These data demonstrate the existence of an array of pathogen-responsive regulatory pathways that control plant defense
gene expression. cDNA microarray experiments performed by
Maleck et al. (2000) revealed even more regulatory complexity controlling the subset of genes that were analyzed in both
studies. Eight of the fifteen genes we identified by cDNA–
AFLP also were analyzed by microarray (Maleck et al. 2000)

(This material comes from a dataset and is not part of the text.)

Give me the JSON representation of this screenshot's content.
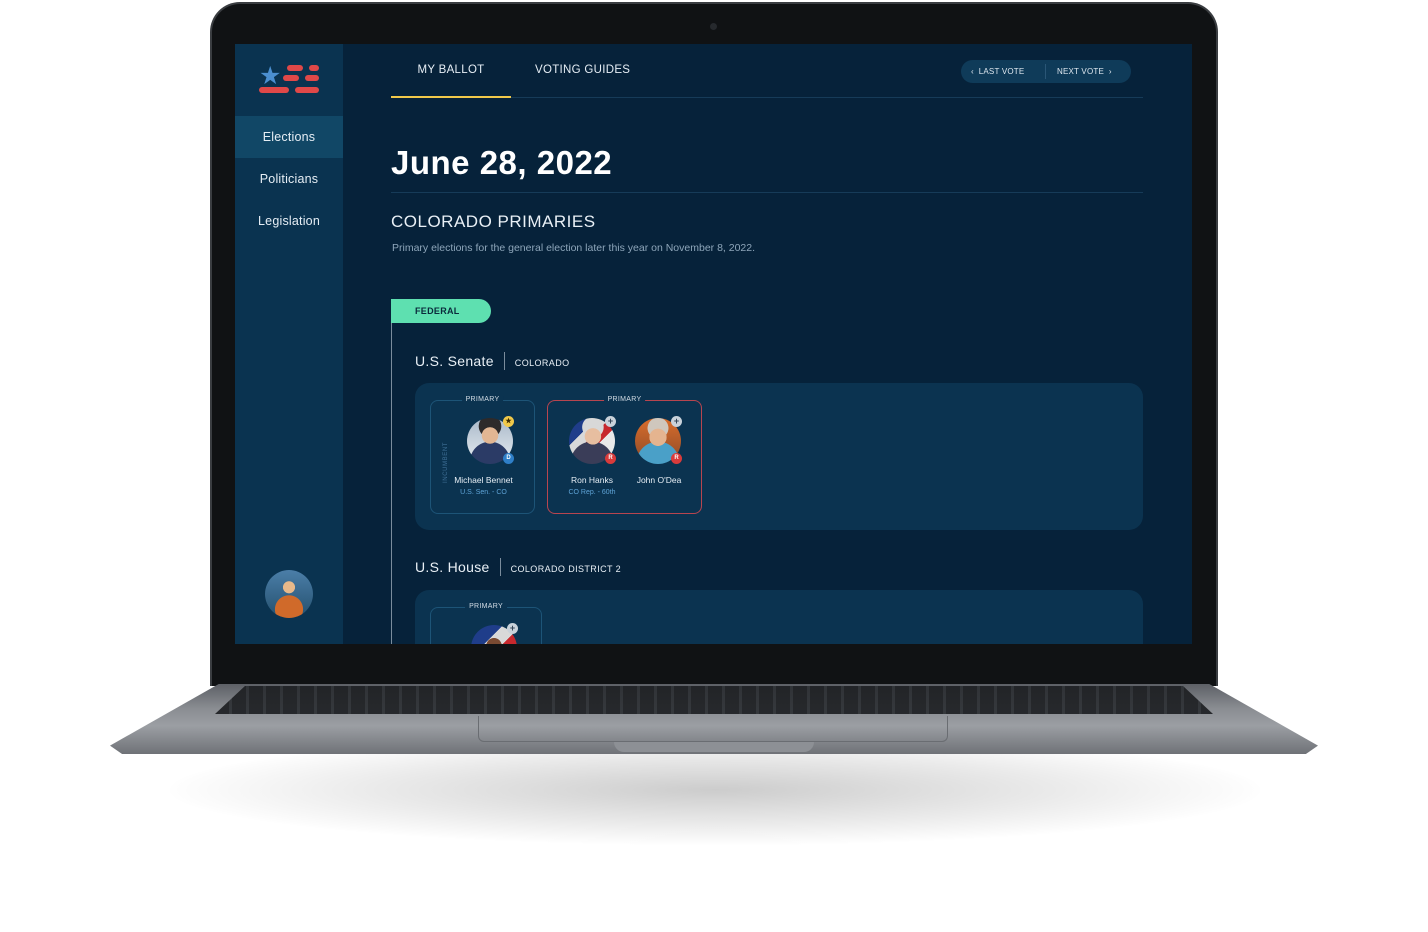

and, although the specific treatments and genotypes analyzed
in that work differed from ours, a number of interesting comparisons and contrasts can be made between the two sets of
experiments. For instance, SAR1 (EST 141F18T7) (Maleck et
al. 2000) indeed showed a NIM1/NPR1-dependent induction
in both sets of experiments, even though the microarray data
was obtained with secondary (uninfected) tissue that had been
induced by an avirulent Pseudomonas spp. strain on other
plant parts. Interestingly, SAR1 is one of the few genes in the
microarray analysis that had dramatically altered expression in
the NIM1/NPR1-overexpression line tested, which suggests
that its expression is very sensitive to NIM1/NPR1-regulated
cues. In both studies, NIR1 (EST 103C7T7) expression was
much reduced in NahG plants. In the microarray analysis, this
gene may have had a high basal level of expression in the reference wild-type plants, inferred by the large negative foldinduction values observed in the NahG plants tested (Maleck et
al. 2000). Pathogen induction of NIR1 was affected only moderately by a nim1-4 mutation in the other study, which also is
consistent with our data involving a nim1-1 allele. Perhaps
most interesting are the contrasting results seen between studies, with respect to the glutathione S-transferase genes analyzed by both groups. The microarray analysis demonstrated
that systemic induction by avirulent Pseudomonas spp. of
GST1 (EST 206N21T7), GST2 (EST 242J18T7), and GST11
(EST 248O1T7) requires SA and NIM1/NPR1, an observation
that is different from our results that show local P. parasitica
induction of these genes to be independent of, if not enhanced
by, the absence of SA and mutation of NIM1/NPR1. Moreover, on the basis of microarray-determined expression profiling, Maleck et al. (2000) placed the GST genes within the PR-1
regulon, whereas our analysis indicates that the GST genes
should be considered part of a distinct expression class. These
differences may result from the different pathogens and host
genotypes used in each study, or the microarray study may be
complicated by cross-hybridization between GST family
members. Alternatively, the contrasting results obtained in the
two studies may be the result of real differences in the regulation of GST genes in local versus systemic tissues.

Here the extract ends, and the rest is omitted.